A fórmula continua a mesma: pancadaria em fases com vários inimigos, chefes e uma campanha cheia de ação. A diferença é que agora tudo foi recriado em gráficos 3D, com um sistema de combate mais moderno e combos que funcionam muito bem.

A jogabilidade é divertida e o sistema de combos responde bem aos comandos. Porém, a movimentação passa uma sensação de ser um pouco travada, principalmente quando comparada a outros beat ’em ups modernos. Outro ponto que não me agradou tanto foi o visual. Particularmente, ainda prefiro jogos desse gênero feitos em pixel art desenhada à mão, já que o 3D acaba deixando a ação menos fluida.

Uma das novidades mais interessantes é o sistema de inventário. Durante as fases é possível carregar itens de cura e objetos de arremesso para utilizar quando for necessário. Isso adiciona um pequeno elemento estratégico que não era tão comum nos clássicos do gênero.

O jogo também conta com uma barra de especial. Quando ela é preenchida, seu personagem passa a atacar com mais velocidade e força, além de liberar um golpe especial que deixa os combates ainda mais intensos.

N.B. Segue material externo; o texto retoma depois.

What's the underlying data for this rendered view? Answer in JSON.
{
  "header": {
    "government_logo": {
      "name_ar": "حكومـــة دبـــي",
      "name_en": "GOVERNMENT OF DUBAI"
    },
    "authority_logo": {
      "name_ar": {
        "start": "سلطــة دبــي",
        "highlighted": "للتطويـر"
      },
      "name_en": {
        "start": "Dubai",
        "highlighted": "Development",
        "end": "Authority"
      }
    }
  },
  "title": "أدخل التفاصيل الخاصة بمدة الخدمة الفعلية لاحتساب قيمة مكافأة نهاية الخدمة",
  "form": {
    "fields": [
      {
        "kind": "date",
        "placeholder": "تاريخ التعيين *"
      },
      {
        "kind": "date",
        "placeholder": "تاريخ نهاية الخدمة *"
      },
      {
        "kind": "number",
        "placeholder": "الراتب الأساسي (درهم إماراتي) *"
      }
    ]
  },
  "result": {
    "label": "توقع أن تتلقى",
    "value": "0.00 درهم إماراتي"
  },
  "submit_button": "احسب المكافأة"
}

Outro detalhe legal é a possibilidade de trocar de personagem entre uma fase e outra. Cada lutador possui atributos próprios, como velocidade, força e equilíbrio. Dependendo do seu estilo de jogo, escolher um personagem mais rápido pode facilitar bastante a execução de combos e melhorar o desempenho durante as lutas.

Por outro lado, senti falta de um sistema mais tradicional de vidas. Dependendo da dificuldade escolhida, um erro pode resultar rapidamente em um game over, tornando a progressão um pouco mais punitiva.

O maior problema, no entanto, é o preço da versão física. Na data desta análise, ela custa cerca de R$ 300, um valor difícil de justificar. Já a versão digital apresenta um custo muito mais interessante, saindo por aproximadamente R$ 100 no Nintendo Switch 2 e cerca de R$ 60 na Steam, tornando-se a opção mais recomendada para quem deseja conhecer esse retorno.

No geral, Rushing Beat X: Return of Brawl Brothers é um bom retorno para uma franquia clássica do Super Nintendo. Ele entrega um sistema de combate competente, personagens variados e boas ideias, mas acaba sendo prejudicado pela movimentação um pouco rígida, pelo visual em 3D que não chama tanta atenção e, principalmente, pelo preço elevado da mídia física. Se encontrar uma boa promoção na versão digital, vale a pena dar uma chance.